On dirait un party d’hommes ivres. Il est 20 heures et les Imams chantent à pleins poumons les louanges de Allah. Les voix proviennent de plusieurs mosquées du centre-ville de Vârânasî. Ce concert cacophonique continuera pendant une dizaine de minutes. Il reprendra au matin vers 5 heures. Les haut-parleurs les diffuseront sur plusieurs coins de rue, sans se préoccuper de déranger ceux qui ne veulent pas entendre. La communauté musulmane est grande à Vârânasî.

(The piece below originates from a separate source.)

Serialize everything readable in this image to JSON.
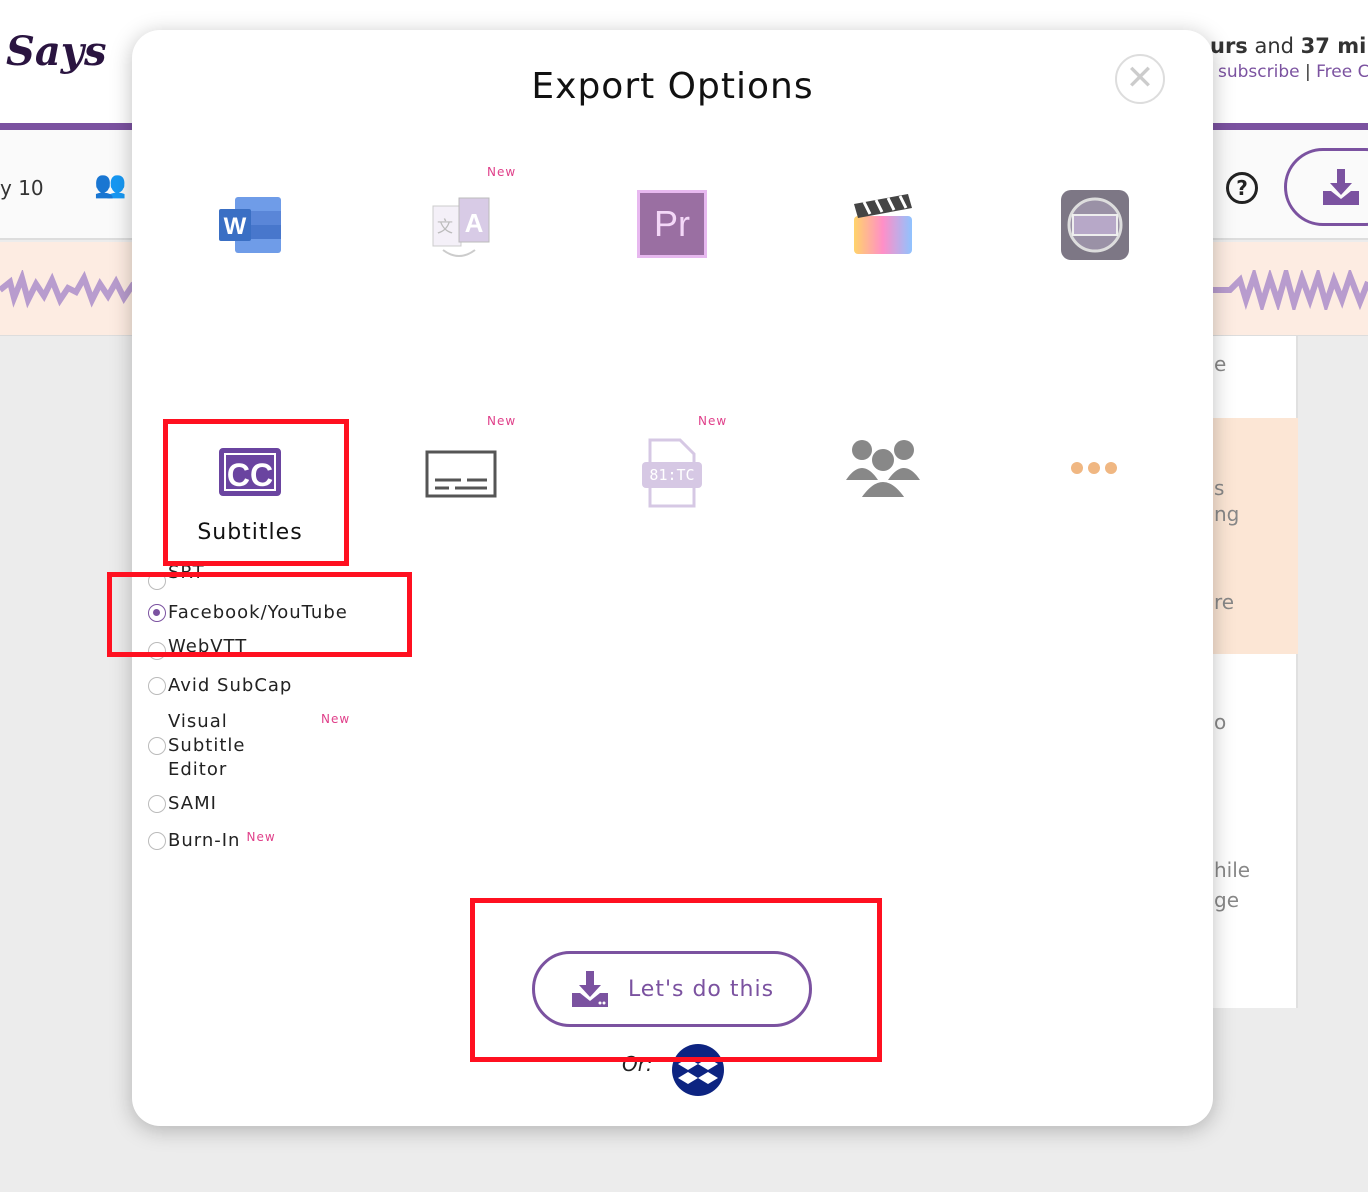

Les Hindous et Musulmans y vivent ensemble en équilibre fragile.
Vârânasî-Bénarès, le Gange. Qui n’a pas rêvé de s’y mouiller les pieds, peut-être même de s’y plonger en entier pour «effacer les péchés d’une vie» dans cette eau sacrée, ce fleuve au fond duquel sont couchés les cadavres d’hommes saints, de bébés, de femmes enceintes, de ceux qui meurent d’une piqûre de serpent ou du choléra, de vaches, qui n’ont pas besoin d’être incinérés puisque déjà sanctifiées.
Parfois ils remontent à la surface et on voit flotter une masse recouverte d’un linceul, la tête enveloppée d’un linge doré. Ou une patte à la fourrure noire sortant d’un grand sac de plastique.
Un fleuve qui berce des dizaines de soucoupes faites de feuilles séchées remplies de fleurs et d’un lampion qui brille dans la nuit. Tant de prières sont déposées sur ses berges, tant de cérémonies pour célébrer le Gange, Dieu et les dieux, appelées pûjâs où on y verse du lait, du miel, du ghee (beurre purifié), de l’eau de rose, des épices, des colliers de fleurs.